Fry (meat, fish, or vegetables) rapidly over a high heat while stirring briskly
A quick and easy dinner that I prepared for myself recently. The term stir frying is of Chinese origin and means cooking rapidly over high heat. Mind you, there are different types of stir frying techniques: Chäo technique (similar to the western technique of sautéing), Wok Hei (wok thermal radiation) and Bao technique (stir frying on a high flame - purpose is to highlight natural tastes).

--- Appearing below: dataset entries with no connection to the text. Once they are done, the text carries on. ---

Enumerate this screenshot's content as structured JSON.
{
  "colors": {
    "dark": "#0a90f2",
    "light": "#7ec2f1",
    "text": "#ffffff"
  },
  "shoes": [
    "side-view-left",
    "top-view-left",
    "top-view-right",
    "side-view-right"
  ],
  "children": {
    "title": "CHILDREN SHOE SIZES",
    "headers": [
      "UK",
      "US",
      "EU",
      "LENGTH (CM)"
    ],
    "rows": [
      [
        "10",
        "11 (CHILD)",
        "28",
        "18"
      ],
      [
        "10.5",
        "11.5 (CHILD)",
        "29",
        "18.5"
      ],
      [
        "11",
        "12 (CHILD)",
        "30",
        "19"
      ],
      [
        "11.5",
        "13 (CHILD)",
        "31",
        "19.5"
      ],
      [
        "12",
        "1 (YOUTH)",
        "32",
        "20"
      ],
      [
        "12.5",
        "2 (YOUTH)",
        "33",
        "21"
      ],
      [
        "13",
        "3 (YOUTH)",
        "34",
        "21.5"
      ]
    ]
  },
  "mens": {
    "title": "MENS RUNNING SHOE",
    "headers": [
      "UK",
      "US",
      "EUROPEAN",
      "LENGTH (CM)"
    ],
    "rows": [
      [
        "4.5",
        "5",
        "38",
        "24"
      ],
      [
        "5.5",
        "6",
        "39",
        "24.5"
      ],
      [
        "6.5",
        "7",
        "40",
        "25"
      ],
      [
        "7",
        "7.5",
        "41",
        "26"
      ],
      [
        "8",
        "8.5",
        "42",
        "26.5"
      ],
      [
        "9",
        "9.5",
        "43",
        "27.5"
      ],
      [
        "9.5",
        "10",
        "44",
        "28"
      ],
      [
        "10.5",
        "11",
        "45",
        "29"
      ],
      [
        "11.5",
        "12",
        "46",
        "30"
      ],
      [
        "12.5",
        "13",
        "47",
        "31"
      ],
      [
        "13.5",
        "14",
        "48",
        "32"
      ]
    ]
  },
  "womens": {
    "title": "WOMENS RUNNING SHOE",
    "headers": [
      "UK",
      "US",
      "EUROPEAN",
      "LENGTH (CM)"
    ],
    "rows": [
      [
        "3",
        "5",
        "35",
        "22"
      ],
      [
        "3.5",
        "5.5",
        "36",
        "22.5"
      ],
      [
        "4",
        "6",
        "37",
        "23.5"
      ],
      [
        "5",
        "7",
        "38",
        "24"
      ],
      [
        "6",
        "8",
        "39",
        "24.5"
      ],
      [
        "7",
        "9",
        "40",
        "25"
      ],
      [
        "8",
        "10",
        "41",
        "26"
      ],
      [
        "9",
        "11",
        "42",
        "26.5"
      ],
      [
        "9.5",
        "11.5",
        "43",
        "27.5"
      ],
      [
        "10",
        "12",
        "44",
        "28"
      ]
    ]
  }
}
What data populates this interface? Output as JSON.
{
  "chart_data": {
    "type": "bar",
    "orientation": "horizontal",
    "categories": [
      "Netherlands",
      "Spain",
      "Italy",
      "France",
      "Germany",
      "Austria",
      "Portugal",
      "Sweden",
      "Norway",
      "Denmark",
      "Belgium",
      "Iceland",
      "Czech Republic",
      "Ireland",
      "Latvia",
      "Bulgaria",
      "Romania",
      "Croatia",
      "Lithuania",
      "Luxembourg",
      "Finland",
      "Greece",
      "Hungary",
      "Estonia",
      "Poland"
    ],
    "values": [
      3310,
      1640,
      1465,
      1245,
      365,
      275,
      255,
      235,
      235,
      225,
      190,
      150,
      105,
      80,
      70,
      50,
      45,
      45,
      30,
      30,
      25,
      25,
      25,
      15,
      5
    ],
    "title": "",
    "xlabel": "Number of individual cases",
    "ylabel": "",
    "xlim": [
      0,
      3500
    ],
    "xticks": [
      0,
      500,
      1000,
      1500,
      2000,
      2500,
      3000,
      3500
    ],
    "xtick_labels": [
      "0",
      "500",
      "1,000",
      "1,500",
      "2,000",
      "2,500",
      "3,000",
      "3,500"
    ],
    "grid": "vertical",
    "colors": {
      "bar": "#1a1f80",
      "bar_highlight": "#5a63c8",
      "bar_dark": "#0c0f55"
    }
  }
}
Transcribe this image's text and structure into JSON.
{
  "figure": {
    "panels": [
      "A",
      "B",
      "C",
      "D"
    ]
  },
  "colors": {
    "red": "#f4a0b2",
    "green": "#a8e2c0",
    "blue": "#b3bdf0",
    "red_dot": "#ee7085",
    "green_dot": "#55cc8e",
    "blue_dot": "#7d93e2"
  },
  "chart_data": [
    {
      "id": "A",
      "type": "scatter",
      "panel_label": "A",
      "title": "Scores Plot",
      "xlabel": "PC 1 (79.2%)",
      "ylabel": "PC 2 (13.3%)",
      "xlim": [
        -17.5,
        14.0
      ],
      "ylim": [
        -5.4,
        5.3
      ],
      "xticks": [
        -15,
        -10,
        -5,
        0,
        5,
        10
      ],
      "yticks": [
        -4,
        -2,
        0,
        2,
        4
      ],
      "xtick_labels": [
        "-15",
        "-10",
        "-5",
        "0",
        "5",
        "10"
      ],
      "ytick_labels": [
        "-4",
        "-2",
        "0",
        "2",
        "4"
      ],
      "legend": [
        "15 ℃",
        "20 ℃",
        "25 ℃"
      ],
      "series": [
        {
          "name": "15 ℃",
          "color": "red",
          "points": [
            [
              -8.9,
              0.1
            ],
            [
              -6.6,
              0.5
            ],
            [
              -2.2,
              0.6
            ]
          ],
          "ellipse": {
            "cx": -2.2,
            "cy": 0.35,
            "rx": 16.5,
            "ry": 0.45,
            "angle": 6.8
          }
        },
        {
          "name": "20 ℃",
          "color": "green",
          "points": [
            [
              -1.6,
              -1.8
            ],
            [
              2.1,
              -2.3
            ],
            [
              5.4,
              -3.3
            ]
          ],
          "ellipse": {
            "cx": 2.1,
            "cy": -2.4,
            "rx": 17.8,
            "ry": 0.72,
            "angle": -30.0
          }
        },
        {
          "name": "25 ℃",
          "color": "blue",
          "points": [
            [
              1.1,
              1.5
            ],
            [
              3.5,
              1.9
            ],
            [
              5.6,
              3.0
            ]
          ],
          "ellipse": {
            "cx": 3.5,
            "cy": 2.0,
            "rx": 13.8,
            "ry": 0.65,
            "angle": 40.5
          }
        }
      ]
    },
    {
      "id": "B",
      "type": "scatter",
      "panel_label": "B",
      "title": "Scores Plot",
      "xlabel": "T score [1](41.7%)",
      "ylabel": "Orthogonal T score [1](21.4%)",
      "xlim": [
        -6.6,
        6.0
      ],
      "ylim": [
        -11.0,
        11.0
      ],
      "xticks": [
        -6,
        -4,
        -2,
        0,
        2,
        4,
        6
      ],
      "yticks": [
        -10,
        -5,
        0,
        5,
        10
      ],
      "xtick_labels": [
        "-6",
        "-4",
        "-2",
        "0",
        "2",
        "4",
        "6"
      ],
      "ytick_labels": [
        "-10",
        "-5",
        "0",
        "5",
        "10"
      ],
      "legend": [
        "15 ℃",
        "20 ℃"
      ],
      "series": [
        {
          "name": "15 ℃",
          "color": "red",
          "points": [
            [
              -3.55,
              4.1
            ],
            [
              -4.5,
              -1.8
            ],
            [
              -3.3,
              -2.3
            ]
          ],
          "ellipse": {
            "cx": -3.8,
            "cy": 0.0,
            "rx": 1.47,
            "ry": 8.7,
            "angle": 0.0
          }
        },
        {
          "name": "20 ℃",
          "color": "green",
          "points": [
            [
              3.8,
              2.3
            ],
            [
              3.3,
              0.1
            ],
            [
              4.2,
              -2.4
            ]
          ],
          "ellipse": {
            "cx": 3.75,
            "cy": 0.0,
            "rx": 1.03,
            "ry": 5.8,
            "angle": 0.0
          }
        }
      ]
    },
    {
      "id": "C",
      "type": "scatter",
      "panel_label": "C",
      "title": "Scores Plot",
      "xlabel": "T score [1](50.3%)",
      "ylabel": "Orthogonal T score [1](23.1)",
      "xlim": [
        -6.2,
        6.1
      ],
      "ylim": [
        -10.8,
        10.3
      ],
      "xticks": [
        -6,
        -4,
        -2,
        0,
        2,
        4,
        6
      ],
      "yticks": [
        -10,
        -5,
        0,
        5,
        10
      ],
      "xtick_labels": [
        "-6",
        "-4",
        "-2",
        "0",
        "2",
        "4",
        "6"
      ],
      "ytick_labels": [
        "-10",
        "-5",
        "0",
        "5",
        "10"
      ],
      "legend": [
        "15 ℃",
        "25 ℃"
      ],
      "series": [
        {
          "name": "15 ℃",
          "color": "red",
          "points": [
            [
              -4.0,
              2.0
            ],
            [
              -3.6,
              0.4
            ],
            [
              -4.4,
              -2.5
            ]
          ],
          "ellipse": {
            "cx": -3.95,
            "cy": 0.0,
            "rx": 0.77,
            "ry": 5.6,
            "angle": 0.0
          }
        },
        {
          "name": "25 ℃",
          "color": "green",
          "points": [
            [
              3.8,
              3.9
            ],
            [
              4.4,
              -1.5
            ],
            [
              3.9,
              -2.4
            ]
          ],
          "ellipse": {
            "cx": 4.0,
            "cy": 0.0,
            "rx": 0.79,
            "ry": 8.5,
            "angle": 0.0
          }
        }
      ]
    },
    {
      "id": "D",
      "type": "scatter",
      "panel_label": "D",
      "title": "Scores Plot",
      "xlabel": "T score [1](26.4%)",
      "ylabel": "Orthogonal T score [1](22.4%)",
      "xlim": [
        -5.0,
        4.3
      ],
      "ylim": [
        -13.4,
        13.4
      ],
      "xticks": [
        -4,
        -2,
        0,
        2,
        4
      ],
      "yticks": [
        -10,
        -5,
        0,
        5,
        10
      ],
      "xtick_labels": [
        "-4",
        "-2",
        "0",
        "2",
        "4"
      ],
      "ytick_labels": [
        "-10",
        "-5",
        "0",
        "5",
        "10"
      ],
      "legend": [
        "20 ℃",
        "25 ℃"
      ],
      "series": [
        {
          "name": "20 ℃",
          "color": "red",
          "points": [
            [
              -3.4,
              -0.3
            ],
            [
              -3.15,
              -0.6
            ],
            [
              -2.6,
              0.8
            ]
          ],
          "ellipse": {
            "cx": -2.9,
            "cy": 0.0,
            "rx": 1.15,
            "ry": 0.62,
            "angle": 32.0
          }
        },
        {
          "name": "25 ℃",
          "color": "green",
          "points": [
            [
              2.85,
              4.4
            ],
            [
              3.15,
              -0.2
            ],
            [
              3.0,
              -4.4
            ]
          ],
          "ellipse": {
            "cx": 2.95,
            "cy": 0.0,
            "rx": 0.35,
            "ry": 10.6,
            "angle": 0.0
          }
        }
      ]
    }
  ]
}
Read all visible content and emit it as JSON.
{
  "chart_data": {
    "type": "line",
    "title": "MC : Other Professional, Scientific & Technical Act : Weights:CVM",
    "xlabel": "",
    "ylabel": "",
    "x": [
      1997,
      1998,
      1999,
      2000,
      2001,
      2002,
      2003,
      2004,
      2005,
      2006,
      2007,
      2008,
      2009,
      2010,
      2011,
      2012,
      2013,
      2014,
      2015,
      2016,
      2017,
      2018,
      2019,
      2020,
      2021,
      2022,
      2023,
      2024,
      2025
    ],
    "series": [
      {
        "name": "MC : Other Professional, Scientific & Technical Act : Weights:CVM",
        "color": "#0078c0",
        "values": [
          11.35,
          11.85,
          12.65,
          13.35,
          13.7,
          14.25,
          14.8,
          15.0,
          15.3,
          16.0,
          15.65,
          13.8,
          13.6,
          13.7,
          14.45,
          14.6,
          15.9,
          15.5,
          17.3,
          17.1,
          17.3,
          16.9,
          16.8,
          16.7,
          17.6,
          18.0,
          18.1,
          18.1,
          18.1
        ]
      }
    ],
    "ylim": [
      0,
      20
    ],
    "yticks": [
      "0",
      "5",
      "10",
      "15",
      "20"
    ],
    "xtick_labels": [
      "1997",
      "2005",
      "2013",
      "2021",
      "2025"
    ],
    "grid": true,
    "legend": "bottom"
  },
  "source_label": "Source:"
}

So your stir fry can literally be just veggies, or meat, or a combination of both. My stir fry happens to consist of chicken and different veggies I had laying around in my fridge. I chose to lay it on a bed a rice to give myself more food…and because ya girl loves rice and needs it in her life always.
| What you need |
Chicken Breast (pre sliced)
Red Bell Pepper
All Purpose Seasoning
Fresh Ground Black Pepper
Lemon & Lime Juice
VH: Honey Garlic
*can you tell I like garlic?
| What do you do |
I started of by cooking my rice. I have a rice cooker (of course). So I just rinsed the rice a few times and let it cook away.
I then pre chopped all of my veggies. and threw it into a bowl to set a side.
I then sliced my (pre sliced) chicken breast into smaller pieces and immediately started to cook it. In the pan I had a little bit of oil and the garlic butter for flavour.
Once the chicken was almost done cooking, I added in my veggies and the white wine, lemon and lime juice. Then I sprinkled in my different seasonings: garlic powder, all purpose and chicken seasoning, and black pepper.
Sautéing the veggies didn’t take long at all. I just wanted to make sure my chicken was cooked all the way first before I added in my honey garlic sauce.
Once the sauce is added, I just let it simmer for a little bit to warm up the sauce. Once it’s warm, it’s ready for plating and enjoyment!